Das Flugprogramm bot wie schon in den Jahren zuvor eine gute Mischung aus schnellen Jets, Kunstflugteams und Oldtimern. Fester Programmpunkt war wieder einmal die Air Power Demo bei der die RNLAF ihre Soldaten und ihr Können und ihre Waffensysteme in den Mittelpunkt rückt. Diese Demonstration der Leistungsfähigkeit ist nicht nur für niederländische Steuerzahler ein schöner Anblick.

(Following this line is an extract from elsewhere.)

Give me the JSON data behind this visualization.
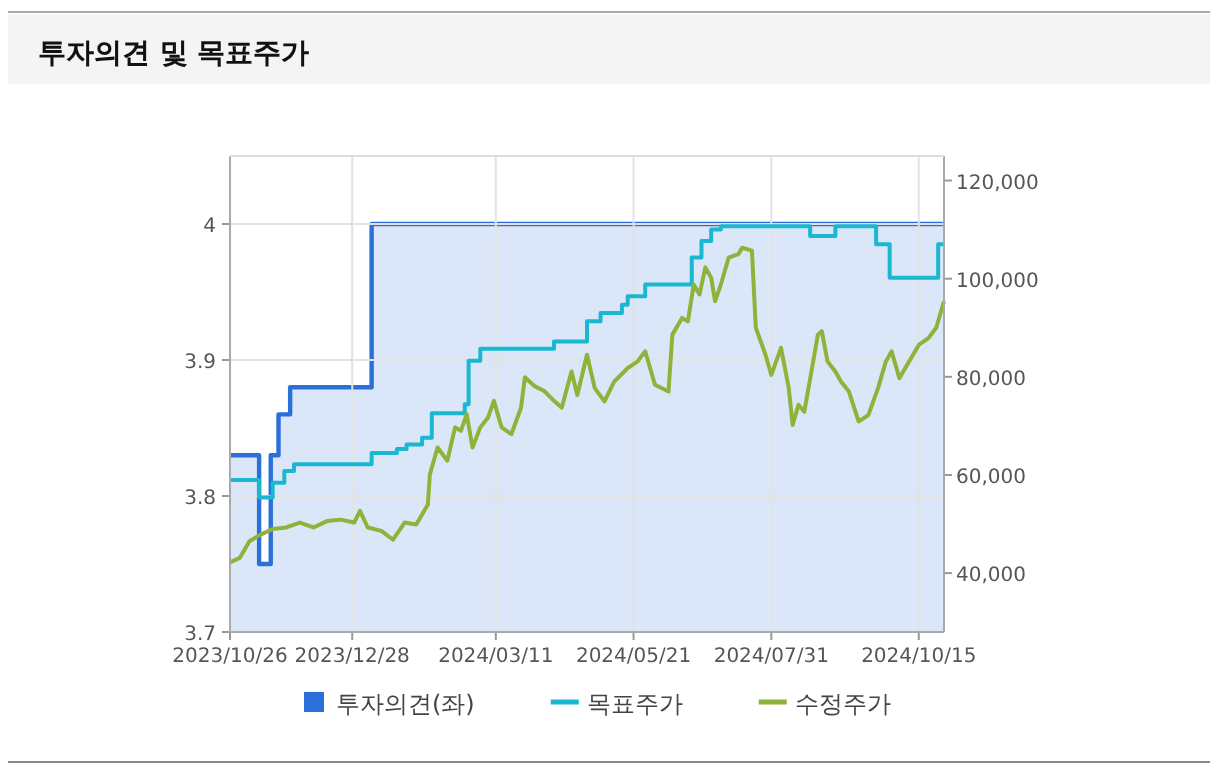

Eines der besten Solo Displays war mit Sicherheit die Vorführung der F-16 der RNLAF. Der Pilot in diesem Jahr, wie auch schon im Vorjahr, war Captain Christian van Gestel der 322.Staffel. Die Vorführung in Volkel war eine der wenigen Gelegenheiten das komplette Programm zu erleben. Der Korkenzieher sowie der Ausstoss von Flares sind ausserhalb der Niederlande nur selten zu sehen.
Ebenfalls top das Programm der Schweizer F/A-18. Eine klasse Idee war die Formation der Hornet mit dem PC-7 Team, ebenfalls aus der Schweiz. Die F/A-18 scherte im Steigflug aus der Formation aus und begann mit der Vorführung.
Die Royal Navy zeigte ein Display einer Sea Harrier in Sonderlackierung, die RAF setzte Jaguar und Tornado GR.4 in Szene, die Marineflieger des MFG2 waren mit ihrem Tornado IDS der einzige deutsche Beitrag zum Flugprogramm.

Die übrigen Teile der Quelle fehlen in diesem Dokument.